KIŞKIRTMA…
--------------
Bu sözcüğün temize
çıkması, kendini savunması çok zor gibi görünüyor. Her daim, kötülüğe yazgılı
gibi…
Sözcüğe can ve akıl verilse,
kendini “hadi savun” denilse; kimleri seçerdi? Elbette, yazarları, şairleri,
filozofları seçerdi. Ancak, onlar kurtarırdı onu düştüğü bu büyük kâbustan…
Oysa edebiyatın kadim
elleri dokunmaya görsün; nasıl da sımsıcak sarar insanı; kışkırtmanın dişil
çağrısı. Yine eyleme dönüktür; kötücül olmayana… Tuzak kurmayana… Ahenk,
tonlama bütünlüğü içinde, şiire, anlatıma; köyden kente, kentten ovalara,
dağlara, bayırlara heveslendirmeye yöneliktir.
Edebi dünyanın iz
bırakanları düşündüğünüzde, en kötücül sahneleri yaşayan Veysel’i düşünün!

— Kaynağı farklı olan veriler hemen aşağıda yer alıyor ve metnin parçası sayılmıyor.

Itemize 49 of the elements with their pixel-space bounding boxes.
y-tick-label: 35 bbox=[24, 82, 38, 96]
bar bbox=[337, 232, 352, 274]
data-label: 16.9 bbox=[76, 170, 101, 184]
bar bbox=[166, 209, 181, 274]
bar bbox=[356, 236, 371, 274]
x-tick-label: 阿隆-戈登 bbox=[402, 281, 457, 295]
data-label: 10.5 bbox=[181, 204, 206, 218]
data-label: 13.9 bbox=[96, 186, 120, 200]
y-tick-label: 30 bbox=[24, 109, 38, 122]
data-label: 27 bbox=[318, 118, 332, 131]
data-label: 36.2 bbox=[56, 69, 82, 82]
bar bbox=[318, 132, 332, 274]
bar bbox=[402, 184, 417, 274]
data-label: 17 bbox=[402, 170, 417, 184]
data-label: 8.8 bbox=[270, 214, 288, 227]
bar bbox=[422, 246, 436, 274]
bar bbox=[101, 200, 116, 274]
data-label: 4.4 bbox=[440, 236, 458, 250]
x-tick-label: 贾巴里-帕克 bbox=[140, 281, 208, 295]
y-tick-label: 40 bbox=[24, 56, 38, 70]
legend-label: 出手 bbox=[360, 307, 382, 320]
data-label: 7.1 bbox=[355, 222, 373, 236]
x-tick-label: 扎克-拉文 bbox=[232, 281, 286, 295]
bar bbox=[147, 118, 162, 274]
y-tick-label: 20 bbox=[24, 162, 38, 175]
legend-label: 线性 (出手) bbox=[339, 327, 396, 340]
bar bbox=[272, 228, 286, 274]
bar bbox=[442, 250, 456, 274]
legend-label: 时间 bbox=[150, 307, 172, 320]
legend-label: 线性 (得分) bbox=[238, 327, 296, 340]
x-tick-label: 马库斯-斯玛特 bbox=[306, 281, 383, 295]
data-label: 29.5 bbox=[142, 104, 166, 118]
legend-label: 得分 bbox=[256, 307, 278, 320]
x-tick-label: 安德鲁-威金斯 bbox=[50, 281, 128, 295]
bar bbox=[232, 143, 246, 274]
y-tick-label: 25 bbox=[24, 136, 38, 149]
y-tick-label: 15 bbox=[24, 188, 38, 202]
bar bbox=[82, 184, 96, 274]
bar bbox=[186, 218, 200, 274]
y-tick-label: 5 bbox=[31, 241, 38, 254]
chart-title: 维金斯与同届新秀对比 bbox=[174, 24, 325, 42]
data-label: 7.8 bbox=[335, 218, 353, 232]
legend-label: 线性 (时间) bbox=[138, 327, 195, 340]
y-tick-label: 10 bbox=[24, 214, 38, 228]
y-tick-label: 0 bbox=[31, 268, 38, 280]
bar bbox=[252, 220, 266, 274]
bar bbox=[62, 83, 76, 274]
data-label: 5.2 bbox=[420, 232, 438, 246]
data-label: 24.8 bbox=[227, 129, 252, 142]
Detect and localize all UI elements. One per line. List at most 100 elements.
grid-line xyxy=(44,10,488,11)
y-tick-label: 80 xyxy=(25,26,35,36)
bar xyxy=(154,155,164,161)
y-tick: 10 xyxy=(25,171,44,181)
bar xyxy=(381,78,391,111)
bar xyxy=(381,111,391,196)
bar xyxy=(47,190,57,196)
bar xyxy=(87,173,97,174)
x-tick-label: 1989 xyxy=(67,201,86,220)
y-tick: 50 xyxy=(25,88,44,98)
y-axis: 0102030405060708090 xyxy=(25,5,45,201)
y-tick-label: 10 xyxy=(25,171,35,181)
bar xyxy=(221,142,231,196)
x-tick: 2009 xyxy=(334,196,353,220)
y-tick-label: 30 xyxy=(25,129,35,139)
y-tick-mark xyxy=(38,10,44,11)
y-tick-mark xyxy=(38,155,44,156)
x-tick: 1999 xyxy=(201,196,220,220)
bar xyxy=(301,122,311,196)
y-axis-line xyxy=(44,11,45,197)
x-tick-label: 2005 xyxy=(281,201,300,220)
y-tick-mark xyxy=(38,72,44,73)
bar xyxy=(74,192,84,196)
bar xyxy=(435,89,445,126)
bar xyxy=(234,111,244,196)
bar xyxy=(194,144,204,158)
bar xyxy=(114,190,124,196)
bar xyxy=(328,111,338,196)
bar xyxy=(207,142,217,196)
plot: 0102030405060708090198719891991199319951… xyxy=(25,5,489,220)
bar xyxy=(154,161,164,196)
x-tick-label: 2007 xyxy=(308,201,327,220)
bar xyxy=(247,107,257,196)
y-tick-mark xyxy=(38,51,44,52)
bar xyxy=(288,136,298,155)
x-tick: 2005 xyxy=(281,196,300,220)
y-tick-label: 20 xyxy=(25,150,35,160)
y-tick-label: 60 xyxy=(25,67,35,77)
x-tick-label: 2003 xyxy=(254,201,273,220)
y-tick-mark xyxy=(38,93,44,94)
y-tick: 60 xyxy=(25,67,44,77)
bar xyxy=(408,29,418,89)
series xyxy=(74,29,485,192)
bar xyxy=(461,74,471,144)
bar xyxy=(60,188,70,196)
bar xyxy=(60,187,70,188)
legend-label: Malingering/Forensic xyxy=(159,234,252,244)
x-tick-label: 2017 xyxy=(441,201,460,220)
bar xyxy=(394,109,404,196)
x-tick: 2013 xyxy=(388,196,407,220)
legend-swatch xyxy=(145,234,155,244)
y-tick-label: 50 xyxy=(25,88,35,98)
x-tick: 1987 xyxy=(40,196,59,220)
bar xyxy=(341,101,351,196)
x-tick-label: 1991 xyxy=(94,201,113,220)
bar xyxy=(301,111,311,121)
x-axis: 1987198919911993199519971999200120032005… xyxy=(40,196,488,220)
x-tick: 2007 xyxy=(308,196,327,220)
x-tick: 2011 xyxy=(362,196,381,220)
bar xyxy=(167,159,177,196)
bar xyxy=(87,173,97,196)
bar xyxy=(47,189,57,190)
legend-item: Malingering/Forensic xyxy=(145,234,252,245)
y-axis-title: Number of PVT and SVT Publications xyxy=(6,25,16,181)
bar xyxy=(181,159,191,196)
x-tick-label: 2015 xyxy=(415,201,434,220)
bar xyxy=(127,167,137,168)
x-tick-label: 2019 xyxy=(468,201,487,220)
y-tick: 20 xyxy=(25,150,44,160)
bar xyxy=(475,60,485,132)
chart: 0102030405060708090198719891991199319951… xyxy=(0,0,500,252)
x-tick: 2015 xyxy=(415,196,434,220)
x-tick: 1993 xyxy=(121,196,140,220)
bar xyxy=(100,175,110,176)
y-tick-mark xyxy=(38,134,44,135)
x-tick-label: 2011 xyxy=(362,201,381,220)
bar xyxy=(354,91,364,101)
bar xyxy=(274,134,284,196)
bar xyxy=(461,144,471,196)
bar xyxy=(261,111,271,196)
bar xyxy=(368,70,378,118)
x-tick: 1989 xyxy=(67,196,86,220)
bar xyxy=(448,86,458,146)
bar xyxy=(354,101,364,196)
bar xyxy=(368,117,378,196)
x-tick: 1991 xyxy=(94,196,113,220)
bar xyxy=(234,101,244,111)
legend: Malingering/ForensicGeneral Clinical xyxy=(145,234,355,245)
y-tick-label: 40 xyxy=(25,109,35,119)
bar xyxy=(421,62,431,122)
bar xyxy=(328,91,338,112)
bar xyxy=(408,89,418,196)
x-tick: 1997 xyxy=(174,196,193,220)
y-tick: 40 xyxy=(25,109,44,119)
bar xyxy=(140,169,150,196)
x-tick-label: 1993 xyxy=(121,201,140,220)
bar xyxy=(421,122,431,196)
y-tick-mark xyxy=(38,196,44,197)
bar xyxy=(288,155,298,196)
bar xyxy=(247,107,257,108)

Onun kışkırtılması, terk edilmişliğe duyulan öfke değil; bilakis; Uzun İnce Bir
Yolun sonsuza açılan kapılarına dönüktür. Kör oluşu, kara bir baht değil; Kara
Toprağın hayat sunuşuna, büyük bir anlayış gösteriştir.
Ya Borges? Körlüğü
kalkan olarak kullanmış, kışkırtmanın içe dönük hastalığı değil, ailesinden-genlerinin
ona taşıdığı bu geçişi, kaderin kaçınılmazlığı, yazgının bir lütufu gibi kabul
etmiş…
Okuyamamanın, görememenin
belli bir yararı olduğunu, okumayınca zamanın başka biçimde akışına tanıklık
ettiğini anlatmaya çalışmıştır
Onu anlatanlar;
körlüğün onu, bitişe, sona hazırlayan bir kışkırtma değil, tam aksine koruyucu
bir kalkan, şaşırtıcı belleğinin daha bir ortaya çıkışı olduğunu izah ederler.
Cemil Meriç’in
körlüğü de böyledir; körlük, pes etmeye yazgılı bir kışkırtma değil, dinlemeye,
anlatmaya ve dersler vermeye geçiş; yaşamın ikinci bölümü veya yepyeni bir
anlamı gibi, edebi dünyamızın içinde yer almasına hak kazanmıştır.